La conformité à la COPPA peut être réduite à trois exigences fondamentales : obtenir le consentement parental vérifiable avant de recueillir des données auprès d’un enfant de moins de 13 ans, protéger la confidentialité, la sécurité et l’intégrité de ces données, et publier des politiques de confidentialité claires expliquant comment les données collectées sont utilisées et stockées. Pour se mettre en conformité aux exigences de la COPPA, la FTC fournit une FAQ détaillée et vous recommande de lire les documents d’orientation sur la protection de la vie privée des enfants de la FTC ainsi que le « Plan de conformité en six étapes pour votre entreprise » de la FTC. Vous pouvez également envoyer un e-mail à la hotline de la COPPA à l’adresse CoppaHotLine@ftc.gov.

Qu’est-ce que la CCPA ?

La CCPA, ou loi de Californie sur la protection des consommateurs, entrée en vigueur le 1er janvier 2020, encadre la façon dont les entreprises qui font des affaires en Californie peuvent recueillir et utiliser les informations personnelles des consommateurs. Selon cette loi, les informations personnelles sur les consommateurs englobent aussi bien les adresses IP, l’historique d’achat et les profils psychologiques que les coordonnées. La CCPA stipule que les résidents de Californie ont le droit de savoir quelles informations personnelles sont recueillies à leur sujet, à qui ces informations sont communiquées et si ces informations sont vendues. Elle leur accorde également le droit d’accéder aux informations personnelles qui ont été collectées à leur sujet ou de refuser la vente de leurs données, tout en leur garantissant un service et des prix égaux, qu’ils exercent ou non ces droits de confidentialité.

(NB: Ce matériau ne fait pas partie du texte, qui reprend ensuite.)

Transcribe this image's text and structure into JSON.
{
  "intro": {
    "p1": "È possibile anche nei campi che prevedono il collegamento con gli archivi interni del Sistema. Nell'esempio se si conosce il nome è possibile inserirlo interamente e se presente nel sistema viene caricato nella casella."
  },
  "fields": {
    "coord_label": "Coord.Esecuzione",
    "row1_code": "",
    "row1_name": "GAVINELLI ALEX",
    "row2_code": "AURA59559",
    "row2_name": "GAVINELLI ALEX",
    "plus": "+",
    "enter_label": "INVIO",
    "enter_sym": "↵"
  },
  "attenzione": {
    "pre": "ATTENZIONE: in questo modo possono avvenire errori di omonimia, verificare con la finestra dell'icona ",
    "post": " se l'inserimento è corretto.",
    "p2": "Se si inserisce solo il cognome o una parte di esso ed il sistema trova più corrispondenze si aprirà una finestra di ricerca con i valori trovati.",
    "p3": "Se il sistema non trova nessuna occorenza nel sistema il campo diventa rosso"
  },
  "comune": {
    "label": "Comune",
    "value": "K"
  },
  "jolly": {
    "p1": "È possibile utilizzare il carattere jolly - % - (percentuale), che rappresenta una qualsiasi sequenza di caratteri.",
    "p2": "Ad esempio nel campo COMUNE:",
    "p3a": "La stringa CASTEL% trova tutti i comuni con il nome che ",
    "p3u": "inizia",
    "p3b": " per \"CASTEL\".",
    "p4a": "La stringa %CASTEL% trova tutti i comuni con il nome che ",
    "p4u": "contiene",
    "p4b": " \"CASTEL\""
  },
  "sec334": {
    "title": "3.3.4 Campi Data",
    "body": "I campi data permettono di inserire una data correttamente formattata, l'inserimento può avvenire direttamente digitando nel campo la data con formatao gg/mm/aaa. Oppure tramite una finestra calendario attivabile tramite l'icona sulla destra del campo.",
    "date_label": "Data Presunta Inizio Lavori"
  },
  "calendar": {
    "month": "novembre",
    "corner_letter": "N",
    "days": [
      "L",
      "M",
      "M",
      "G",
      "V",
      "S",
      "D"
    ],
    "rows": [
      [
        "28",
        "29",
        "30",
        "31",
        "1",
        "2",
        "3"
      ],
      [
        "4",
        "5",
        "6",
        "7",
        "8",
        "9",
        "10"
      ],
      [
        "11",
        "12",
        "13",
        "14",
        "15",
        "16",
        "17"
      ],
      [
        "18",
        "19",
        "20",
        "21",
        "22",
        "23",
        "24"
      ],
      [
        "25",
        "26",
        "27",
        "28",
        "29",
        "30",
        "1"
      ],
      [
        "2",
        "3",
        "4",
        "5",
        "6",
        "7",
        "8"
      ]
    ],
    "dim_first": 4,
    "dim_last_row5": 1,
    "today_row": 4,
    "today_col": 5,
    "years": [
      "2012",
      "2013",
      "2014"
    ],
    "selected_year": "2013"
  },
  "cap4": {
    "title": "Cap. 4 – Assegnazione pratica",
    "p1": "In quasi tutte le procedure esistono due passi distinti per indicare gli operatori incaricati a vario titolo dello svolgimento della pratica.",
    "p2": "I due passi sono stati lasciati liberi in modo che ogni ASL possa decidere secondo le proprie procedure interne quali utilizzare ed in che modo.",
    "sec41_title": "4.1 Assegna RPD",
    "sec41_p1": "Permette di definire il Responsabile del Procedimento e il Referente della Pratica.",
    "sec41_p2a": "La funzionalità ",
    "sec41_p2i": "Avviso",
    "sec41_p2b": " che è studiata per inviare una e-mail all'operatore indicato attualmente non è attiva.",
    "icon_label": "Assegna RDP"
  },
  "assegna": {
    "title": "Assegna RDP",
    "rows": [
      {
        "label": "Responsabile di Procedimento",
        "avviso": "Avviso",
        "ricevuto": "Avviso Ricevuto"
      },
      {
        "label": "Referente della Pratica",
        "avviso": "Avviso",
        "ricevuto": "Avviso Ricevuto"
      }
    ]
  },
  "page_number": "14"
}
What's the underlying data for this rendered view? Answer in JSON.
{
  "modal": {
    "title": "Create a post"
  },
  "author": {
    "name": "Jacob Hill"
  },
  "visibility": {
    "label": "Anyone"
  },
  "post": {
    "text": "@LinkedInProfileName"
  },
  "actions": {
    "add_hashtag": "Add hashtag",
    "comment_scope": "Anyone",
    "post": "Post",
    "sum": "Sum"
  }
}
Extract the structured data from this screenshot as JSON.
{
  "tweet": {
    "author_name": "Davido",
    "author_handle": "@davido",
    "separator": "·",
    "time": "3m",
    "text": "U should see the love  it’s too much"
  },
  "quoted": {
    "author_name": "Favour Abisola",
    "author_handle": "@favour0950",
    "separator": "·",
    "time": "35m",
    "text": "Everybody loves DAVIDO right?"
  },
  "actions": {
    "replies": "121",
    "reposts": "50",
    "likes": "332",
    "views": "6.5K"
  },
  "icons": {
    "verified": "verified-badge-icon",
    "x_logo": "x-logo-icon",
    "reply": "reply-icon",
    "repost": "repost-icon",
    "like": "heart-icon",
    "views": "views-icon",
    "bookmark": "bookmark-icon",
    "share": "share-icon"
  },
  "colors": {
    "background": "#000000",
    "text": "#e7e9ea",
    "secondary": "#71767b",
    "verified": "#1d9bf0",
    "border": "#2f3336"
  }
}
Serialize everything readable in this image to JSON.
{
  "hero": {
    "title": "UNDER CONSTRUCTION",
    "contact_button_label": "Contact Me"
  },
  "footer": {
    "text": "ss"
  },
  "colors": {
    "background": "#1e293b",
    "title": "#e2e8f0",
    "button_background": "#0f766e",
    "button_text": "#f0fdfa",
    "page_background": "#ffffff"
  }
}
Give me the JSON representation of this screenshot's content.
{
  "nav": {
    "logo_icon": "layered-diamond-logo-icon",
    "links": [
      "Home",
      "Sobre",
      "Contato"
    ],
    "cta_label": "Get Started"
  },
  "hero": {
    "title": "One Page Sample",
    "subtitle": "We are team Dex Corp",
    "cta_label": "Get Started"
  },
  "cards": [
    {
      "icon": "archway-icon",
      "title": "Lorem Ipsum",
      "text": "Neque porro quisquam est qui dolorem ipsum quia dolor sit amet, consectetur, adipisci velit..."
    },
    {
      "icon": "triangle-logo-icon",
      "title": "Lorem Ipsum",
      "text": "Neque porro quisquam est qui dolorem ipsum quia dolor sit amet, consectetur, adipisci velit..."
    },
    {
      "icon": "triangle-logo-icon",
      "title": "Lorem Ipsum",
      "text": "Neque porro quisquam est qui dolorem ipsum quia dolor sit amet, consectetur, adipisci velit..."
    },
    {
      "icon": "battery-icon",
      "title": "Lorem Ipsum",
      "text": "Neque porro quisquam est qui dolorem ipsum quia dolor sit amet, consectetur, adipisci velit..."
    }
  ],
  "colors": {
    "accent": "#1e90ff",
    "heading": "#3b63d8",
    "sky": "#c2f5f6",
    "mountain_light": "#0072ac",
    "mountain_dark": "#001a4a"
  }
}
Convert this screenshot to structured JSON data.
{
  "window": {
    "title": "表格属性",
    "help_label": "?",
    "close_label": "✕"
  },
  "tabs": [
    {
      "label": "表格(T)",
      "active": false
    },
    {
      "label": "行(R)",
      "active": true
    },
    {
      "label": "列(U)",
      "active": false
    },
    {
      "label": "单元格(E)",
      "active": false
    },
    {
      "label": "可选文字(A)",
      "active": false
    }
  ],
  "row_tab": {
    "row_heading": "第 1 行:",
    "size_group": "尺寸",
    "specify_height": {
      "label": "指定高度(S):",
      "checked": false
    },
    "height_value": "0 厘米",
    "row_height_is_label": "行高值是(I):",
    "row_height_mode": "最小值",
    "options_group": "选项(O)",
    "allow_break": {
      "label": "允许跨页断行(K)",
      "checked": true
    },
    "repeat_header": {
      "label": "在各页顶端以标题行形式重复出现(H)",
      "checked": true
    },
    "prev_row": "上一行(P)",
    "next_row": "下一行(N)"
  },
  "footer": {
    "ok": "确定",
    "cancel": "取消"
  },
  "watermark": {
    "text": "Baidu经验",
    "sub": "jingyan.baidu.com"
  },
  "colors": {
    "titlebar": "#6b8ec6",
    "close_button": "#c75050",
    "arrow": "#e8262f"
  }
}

Qu’est-ce qu’une violation selon la CCPA ?

Une violation CCPA est tout ce qui enfreint la loi californienne sur la violation des données, qui stipule que les entreprises doivent informer tout résident californien si ses informations personnelles non chiffrées sont volées ou consultées sans autorisation. La CCPA élargit la définition d’« informations personnelles » pour inclure tout ce qui « identifie, se rapporte à, décrit, ou peut être associé à, un consommateur ou à un ménage donné, ou pourrait raisonnablement lui être relié, directement ou indirectement ».

Qu’exige la conformité CCPA ?

La mesure la plus importante que les entreprises peuvent prendre pour atteindre la conformité à la CCPA consiste à déterminer quelles « informations personnelles » elle détient selon la définition de la CCPA, où elles sont stockées et comment elles sont partagées. Ensuite, vous devrez mettre à jour votre politique de confidentialité, puis examiner la façon dont vous allez répondre aux demandes de consultation, de suppression et d’interdiction de vente des données émises par les clients, ainsi que la façon dont vous allez séparer les données clients dont la vente est autorisée, de celles pour lesquelles elle est interdite.

Pour résumer

La conformité est incontournable

La conformité exige de la vigilance, et les faux-pas peuvent avoir un impact important sur les résultats. Chaque année, de nouvelles exigences réglementaires de plus en plus normatives entrent en vigueur. Dans ce contexte, la conformité peut constituer le plus grand défi auquel les entreprises sont confrontées. Mais si la conformité implique un investissement important en ressources, les coûts de non-conformité, en termes de pénalités et de dommages à la réputation de votre entreprise, peuvent être bien plus élevés. Les exigences réglementaires visent à atténuer les risques. La meilleure façon de protéger votre entreprise consiste à déterminer de manière proactive les réglementations spécifiques qui s’appliquent à votre activité, puis à élaborer un plan de conformité complet pour les respecter.